Se hallaba sumido en los abismos del dolor, cuando le sacó de su profundo anonadamiento un joven vestido de negro que le repitió por undécima vez un «¡Caballero!» que el pobre mártir oyó por fin al sentirse sacudido por la manga.

—¿Gué ogurre ahora?

—Caballero, la ciencia debe al doctor Gannal un descubrimiento sublime; nosotros no negamos su gloria, sabemos que ha renovado los milagros de Egipto; pero su técnica puede perfeccionarse, y hemos obtenido resultados sorprendentes. O sea, que si desea usted volver a ver a su amigo, tal como era en vida…

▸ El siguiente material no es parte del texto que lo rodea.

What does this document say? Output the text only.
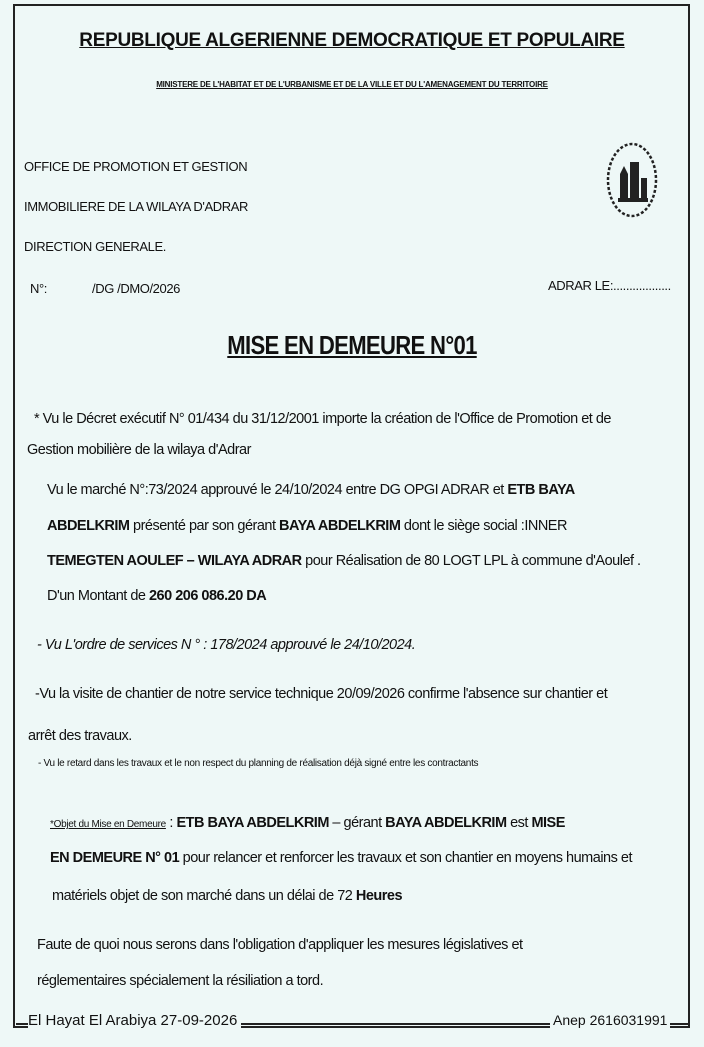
REPUBLIQUE ALGERIENNE DEMOCRATIQUE ET POPULAIRE
MINISTERE DE L'HABITAT ET DE L'URBANISME ET DE LA VILLE ET DU L'AMENAGEMENT DU TERRITOIRE
OFFICE DE PROMOTION ET GESTION
IMMOBILIERE DE LA WILAYA D'ADRAR
DIRECTION GENERALE.
N°:	/DG /DMO/2026	ADRAR LE:..................
MISE EN DEMEURE N°01
* Vu le Décret exécutif N° 01/434 du 31/12/2001 importe la création de l'Office de Promotion et de
Gestion mobilière de la wilaya d'Adrar
Vu le marché N°:73/2024 approuvé le 24/10/2024 entre DG OPGI ADRAR et ETB BAYA
ABDELKRIM présenté par son gérant BAYA ABDELKRIM dont le siège social :INNER
TEMEGTEN AOULEF – WILAYA ADRAR pour Réalisation de 80 LOGT LPL à commune d'Aoulef .
D'un Montant de 260 206 086.20 DA
- Vu L'ordre de services N ° : 178/2024 approuvé le 24/10/2024.
-Vu la visite de chantier de notre service technique 20/09/2026 confirme l'absence sur chantier et
arrêt des travaux.
- Vu le retard dans les travaux et le non respect du planning de réalisation déjà signé entre les contractants
*Objet du Mise en Demeure : ETB BAYA ABDELKRIM – gérant BAYA ABDELKRIM est MISE
EN DEMEURE N° 01 pour relancer et renforcer les travaux et son chantier en moyens humains et
matériels objet de son marché dans un délai de 72 Heures
Faute de quoi nous serons dans l'obligation d'appliquer les mesures législatives et
réglementaires spécialement la résiliation a tord.
El Hayat El Arabiya 27-09-2026	Anep 2616031991
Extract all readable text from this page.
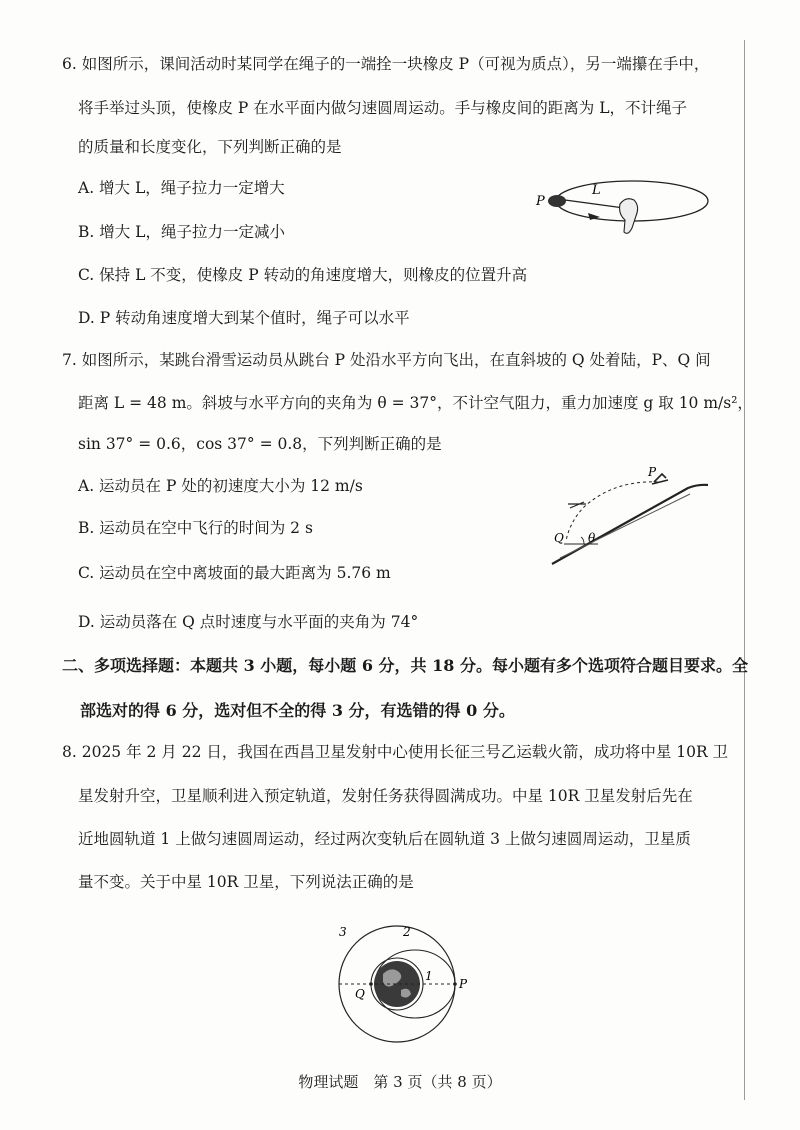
6. 如图所示，课间活动时某同学在绳子的一端拴一块橡皮 P（可视为质点），另一端攥在手中，
将手举过头顶，使橡皮 P 在水平面内做匀速圆周运动。手与橡皮间的距离为 L，不计绳子
的质量和长度变化，下列判断正确的是
A. 增大 L，绳子拉力一定增大
B. 增大 L，绳子拉力一定减小
C. 保持 L 不变，使橡皮 P 转动的角速度增大，则橡皮的位置升高
D. P 转动角速度增大到某个值时，绳子可以水平
P
L
7. 如图所示，某跳台滑雪运动员从跳台 P 处沿水平方向飞出，在直斜坡的 Q 处着陆，P、Q 间
距离 L = 48 m。斜坡与水平方向的夹角为 θ = 37°，不计空气阻力，重力加速度 g 取 10 m/s²，
sin 37° = 0.6，cos 37° = 0.8，下列判断正确的是
A. 运动员在 P 处的初速度大小为 12 m/s
B. 运动员在空中飞行的时间为 2 s
C. 运动员在空中离坡面的最大距离为 5.76 m
D. 运动员落在 Q 点时速度与水平面的夹角为 74°
P
Q θ
二、多项选择题：本题共 3 小题，每小题 6 分，共 18 分。每小题有多个选项符合题目要求。全
部选对的得 6 分，选对但不全的得 3 分，有选错的得 0 分。
8. 2025 年 2 月 22 日，我国在西昌卫星发射中心使用长征三号乙运载火箭，成功将中星 10R 卫
星发射升空，卫星顺利进入预定轨道，发射任务获得圆满成功。中星 10R 卫星发射后先在
近地圆轨道 1 上做匀速圆周运动，经过两次变轨后在圆轨道 3 上做匀速圆周运动，卫星质
量不变。关于中星 10R 卫星，下列说法正确的是
3	2
1
P
Q
物理试题　第 3 页（共 8 页）
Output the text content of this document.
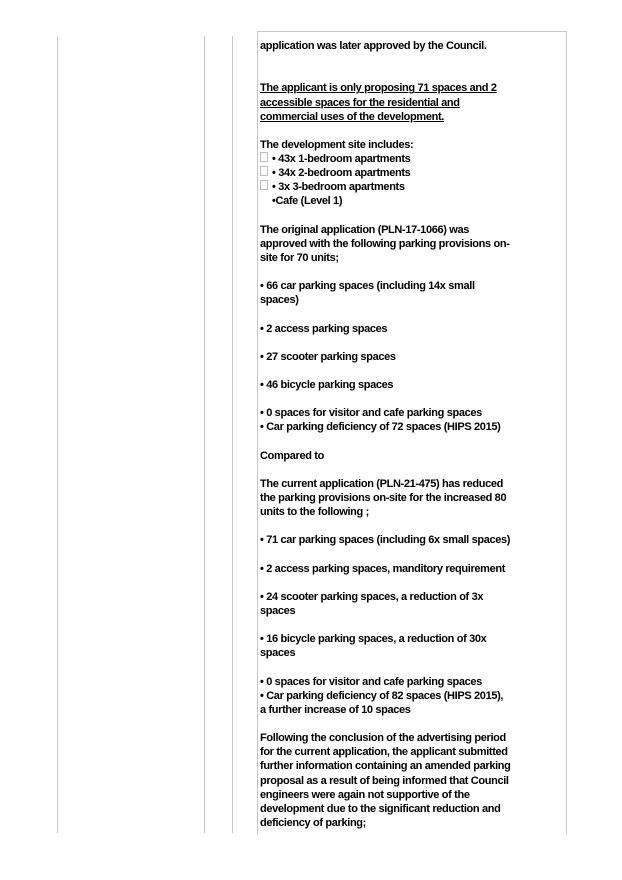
application was later approved by the Council.

The applicant is only proposing 71 spaces and 2
accessible spaces for the residential and
commercial uses of the development.

The development site includes:
• 43x 1-bedroom apartments
• 34x 2-bedroom apartments
• 3x 3-bedroom apartments
•Cafe (Level 1)

The original application (PLN-17-1066) was
approved with the following parking provisions on-
site for 70 units;

• 66 car parking spaces (including 14x small
spaces)

• 2 access parking spaces

• 27 scooter parking spaces

• 46 bicycle parking spaces

• 0 spaces for visitor and cafe parking spaces
• Car parking deficiency of 72 spaces (HIPS 2015)

Compared to

The current application (PLN-21-475) has reduced
the parking provisions on-site for the increased 80
units to the following ;

• 71 car parking spaces (including 6x small spaces)

• 2 access parking spaces, manditory requirement

• 24 scooter parking spaces, a reduction of 3x
spaces

• 16 bicycle parking spaces, a reduction of 30x
spaces

• 0 spaces for visitor and cafe parking spaces
• Car parking deficiency of 82 spaces (HIPS 2015),
a further increase of 10 spaces

Following the conclusion of the advertising period
for the current application, the applicant submitted
further information containing an amended parking
proposal as a result of being informed that Council
engineers were again not supportive of the
development due to the significant reduction and
deficiency of parking;
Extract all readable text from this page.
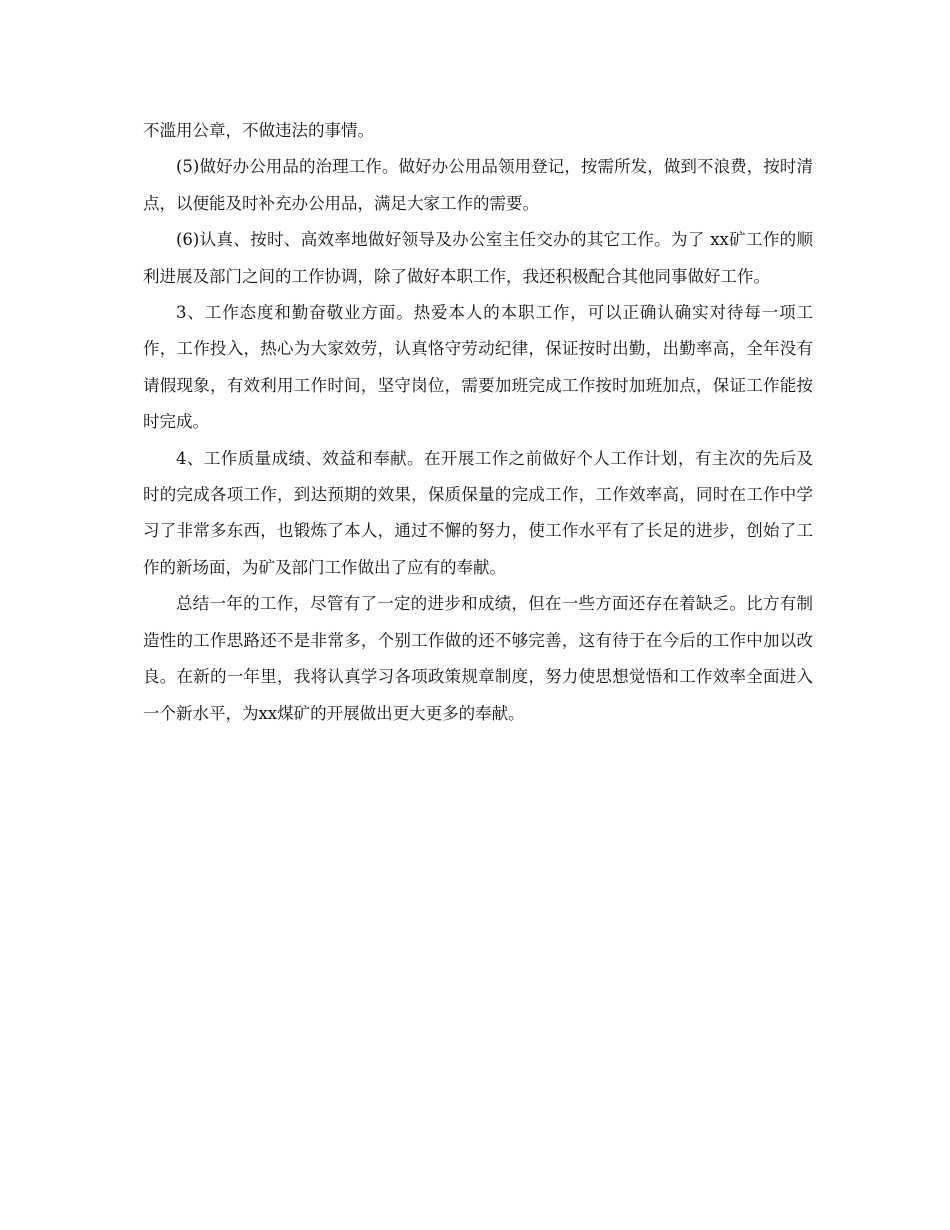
不滥用公章，不做违法的事情。

(5)做好办公用品的治理工作。做好办公用品领用登记，按需所发，做到不浪费，按时清点，以便能及时补充办公用品，满足大家工作的需要。

(6)认真、按时、高效率地做好领导及办公室主任交办的其它工作。为了 xx矿工作的顺利进展及部门之间的工作协调，除了做好本职工作，我还积极配合其他同事做好工作。

3、工作态度和勤奋敬业方面。热爱本人的本职工作，可以正确认确实对待每一项工作，工作投入，热心为大家效劳，认真恪守劳动纪律，保证按时出勤，出勤率高，全年没有请假现象，有效利用工作时间，坚守岗位，需要加班完成工作按时加班加点，保证工作能按时完成。

4、工作质量成绩、效益和奉献。在开展工作之前做好个人工作计划，有主次的先后及时的完成各项工作，到达预期的效果，保质保量的完成工作，工作效率高，同时在工作中学习了非常多东西，也锻炼了本人，通过不懈的努力，使工作水平有了长足的进步，创始了工作的新场面，为矿及部门工作做出了应有的奉献。

总结一年的工作，尽管有了一定的进步和成绩，但在一些方面还存在着缺乏。比方有制造性的工作思路还不是非常多，个别工作做的还不够完善，这有待于在今后的工作中加以改良。在新的一年里，我将认真学习各项政策规章制度，努力使思想觉悟和工作效率全面进入一个新水平，为xx煤矿的开展做出更大更多的奉献。
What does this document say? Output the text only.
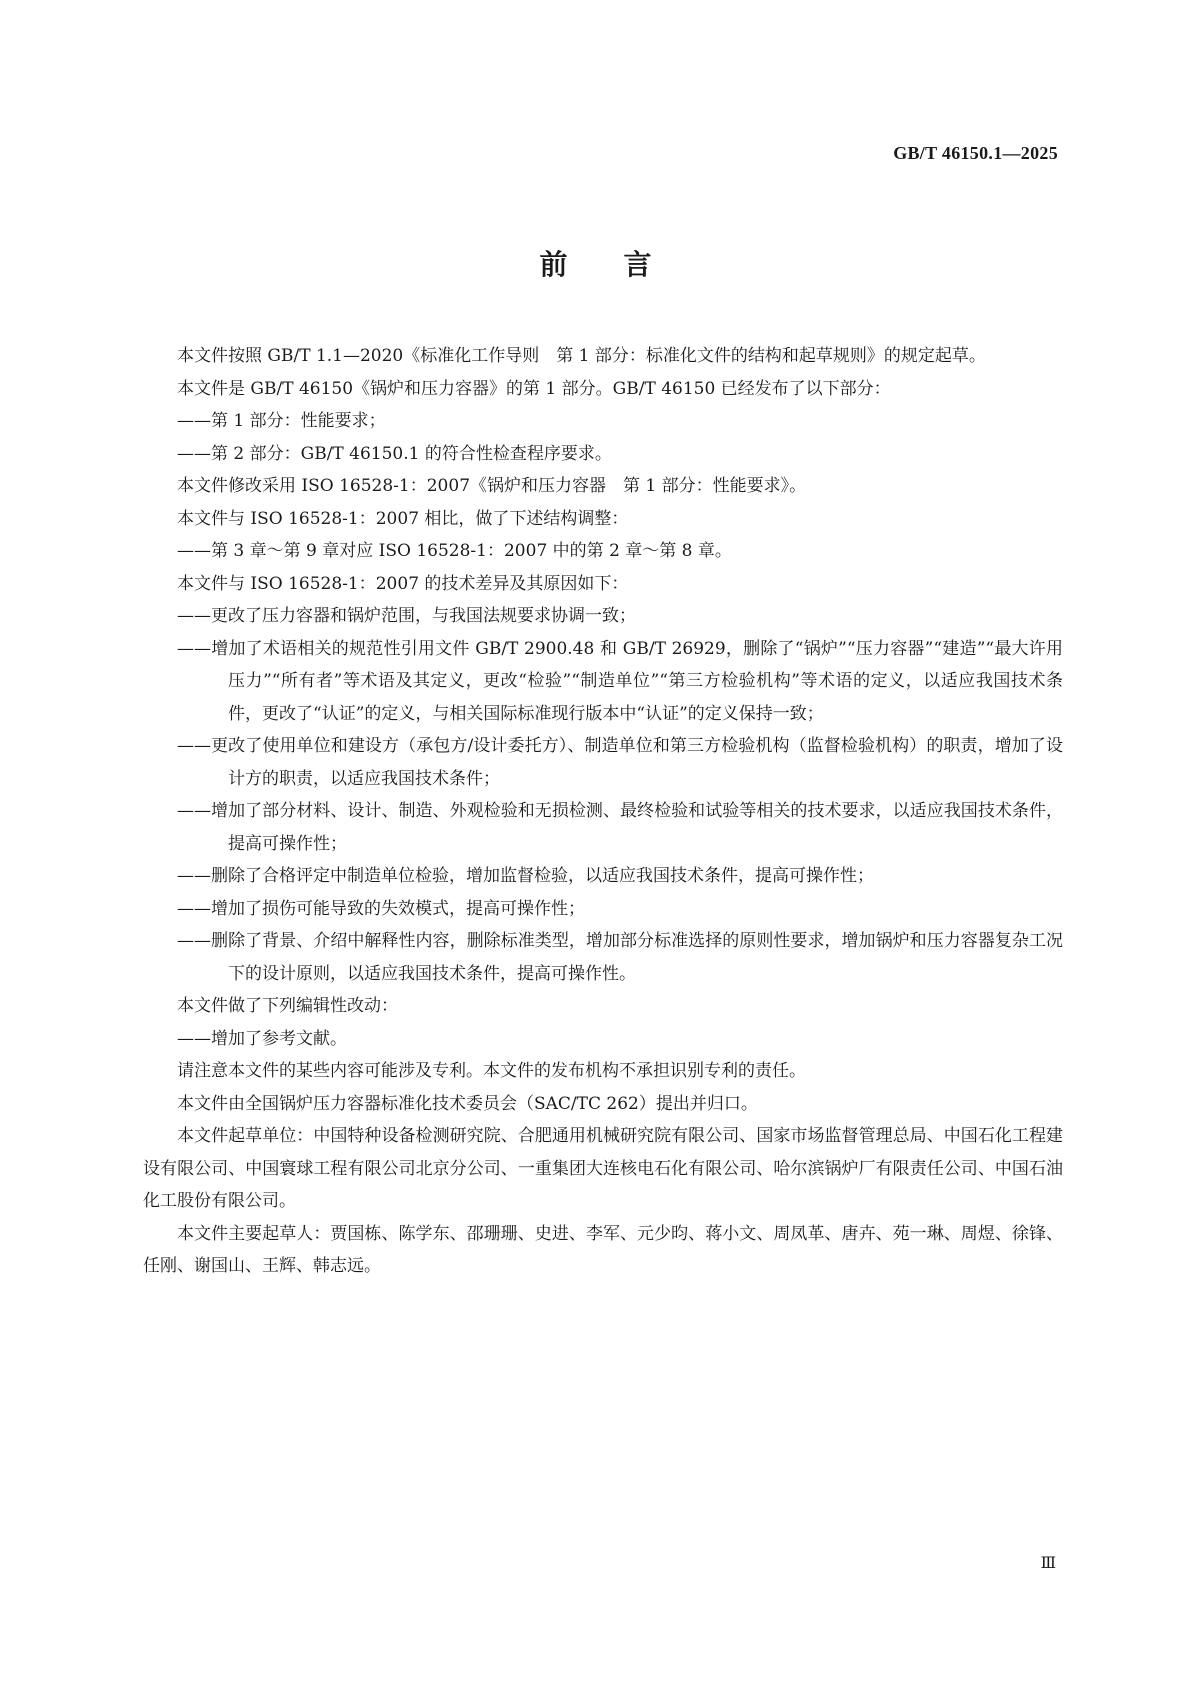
GB/T 46150.1—2025
前言

本文件按照 GB/T 1.1—2020《标准化工作导则　第 1 部分：标准化文件的结构和起草规则》的规定起草。

本文件是 GB/T 46150《锅炉和压力容器》的第 1 部分。GB/T 46150 已经发布了以下部分：

——第 1 部分：性能要求；

——第 2 部分：GB/T 46150.1 的符合性检查程序要求。

本文件修改采用 ISO 16528-1：2007《锅炉和压力容器　第 1 部分：性能要求》。

本文件与 ISO 16528-1：2007 相比，做了下述结构调整：

——第 3 章～第 9 章对应 ISO 16528-1：2007 中的第 2 章～第 8 章。

本文件与 ISO 16528-1：2007 的技术差异及其原因如下：

——更改了压力容器和锅炉范围，与我国法规要求协调一致；

——增加了术语相关的规范性引用文件 GB/T 2900.48 和 GB/T 26929，删除了“锅炉”“压力容器”“建造”“最大许用压力”“所有者”等术语及其定义，更改“检验”“制造单位”“第三方检验机构”等术语的定义，以适应我国技术条件，更改了“认证”的定义，与相关国际标准现行版本中“认证”的定义保持一致；

——更改了使用单位和建设方（承包方/设计委托方）、制造单位和第三方检验机构（监督检验机构）的职责，增加了设计方的职责，以适应我国技术条件；

——增加了部分材料、设计、制造、外观检验和无损检测、最终检验和试验等相关的技术要求，以适应我国技术条件，提高可操作性；

——删除了合格评定中制造单位检验，增加监督检验，以适应我国技术条件，提高可操作性；

——增加了损伤可能导致的失效模式，提高可操作性；

——删除了背景、介绍中解释性内容，删除标准类型，增加部分标准选择的原则性要求，增加锅炉和压力容器复杂工况下的设计原则，以适应我国技术条件，提高可操作性。

本文件做了下列编辑性改动：

——增加了参考文献。

请注意本文件的某些内容可能涉及专利。本文件的发布机构不承担识别专利的责任。

本文件由全国锅炉压力容器标准化技术委员会（SAC/TC 262）提出并归口。

本文件起草单位：中国特种设备检测研究院、合肥通用机械研究院有限公司、国家市场监督管理总局、中国石化工程建设有限公司、中国寰球工程有限公司北京分公司、一重集团大连核电石化有限公司、哈尔滨锅炉厂有限责任公司、中国石油化工股份有限公司。

本文件主要起草人：贾国栋、陈学东、邵珊珊、史进、李军、元少昀、蒋小文、周凤革、唐卉、苑一琳、周煜、徐锋、任刚、谢国山、王辉、韩志远。

Ⅲ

—¡Folferle a fer…! —exclamó Schmucke—. ¿Bodrá haplarme?

—No, eso no; sólo le faltará hablar —repuso el agente de embalsamiento—. Pero quedará por toda la eternidad tal como usted le verá embalsamado. La operación exige muy poco tiempo. Una incisión en la carótida y la inyección bastan; pero el tiempo apremia… Si usted tarda en decidirse un cuarto de hora más, ya no podrá tener la dulce satisfacción de haber conservado el cadáver…

—¡Páyase al tiablo! ¡Bons es eine alma…! ¡Y su alma esdá en el cielo…!

—Este hombre es un ingrato —dijo el joven comisionista de uno de los rivales del célebre Gannal, al pasar bajo la puerta cochera—. ¡Se niega a hacer embalsamar a su amigo!

—¡Qué quiere usté! —dijo la Cibot, que acababa de hacer embalsamar a su marido—. Ha heredado, lo ha heredado todo. Una vez tienen el dinero, para ellos el difunto ya no significa nada.